@7th’s Quiet Transformation
Redesigned menu still highlights Italian classics

IT WAS EASY to miss the changes inside the small, Italian restaurant on the corner.
The groundbreaking for First Ward’s long-delayed public park, diagonally across East 7th Street, came at roughly the same time that Elizabeth and Howie Barber, along with two other partners, bought what was known as Villa Francesca at the corner of 7th and Caldwell streets uptown. The restaurant’s transformation to @7th came without the television cameras and bulldozers that accompanied the project across the street. With the park—and the customers its completion is expected to bring—not yet there, @7th has time to remain a work in progress.
The Barbers stripped the inside of the restaurant, redecorating in an industrial chic design with lots of black and white. Chandeliers hang from exposed beams; the floor is a smooth, glossy concrete.
Villa Francesca was a no-frills Italian eatery, known for solid pizzas and classic pastas. When @7th opened in November, new chef George Kovach kept the pizzas, including some that are available for carry-out, and added small flatbreads ($10) appropriate for sharing as an appetizer. The prosciutto and portabella flatbread arrives crispy but not burnt, topped with generous portions of mushrooms and meat.


Chef George Kovach (top) aims to make @7th stand out in First Ward. (Bottom) housemade chocolate mousse with carmelized bananas.
The polpette ($8), a pork and veal meatball, is about the size of a baseball and is topped with an outstanding house-made marinara sauce that highlights the sweetness of the tomatoes. It is light (too-dense meatballs are the worst), and, if cooked just right, moist all the way through.

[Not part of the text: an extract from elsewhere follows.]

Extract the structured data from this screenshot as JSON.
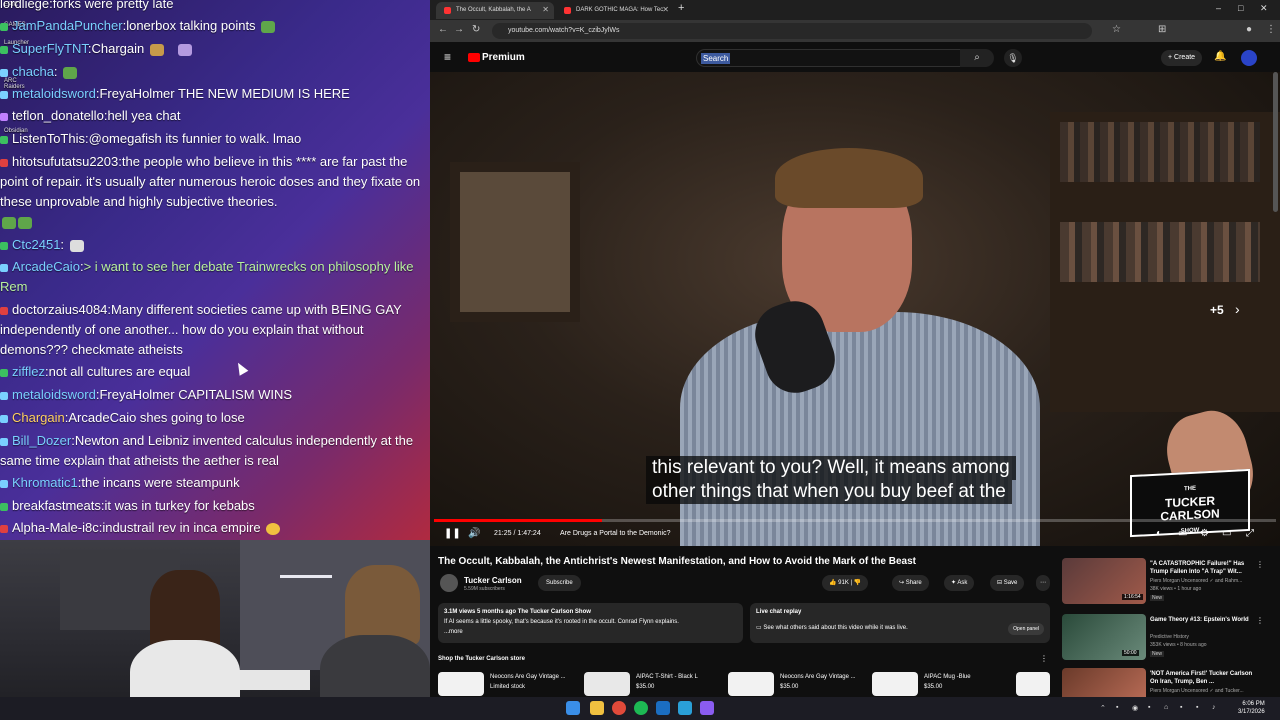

The standout is Kovach’s beef short rib ($21). It is rich and tender with a hint of red wine braising liquid that seeps into garlicky mashed potatoes below. The care that goes into making this dish highlights the potential of the small, corner restaurant.Our server, who is attentive without being overbearing, suggests the carbonara ($15) for the pasta course, with linguine from Pasta & Provisions. The sauce is as eggy and cheesy as expected, though the pasta isn’t quite as delicate as the silky sauce requires. The dish is studded with pancetta—the salty Italian bacon—diced into substantial cubes and rendered until crispy.
If First Ward is on track to become the next place to be seen in uptown, as its boosters say it will, @7th will be right at the center of it all—two blocks from the park, down the road from the light-rail extension, near still-to-come shops and apartments. That transformation will take months, though, and that gives @7th plenty of time to become the comfortable neighborhood staple it aspires to be.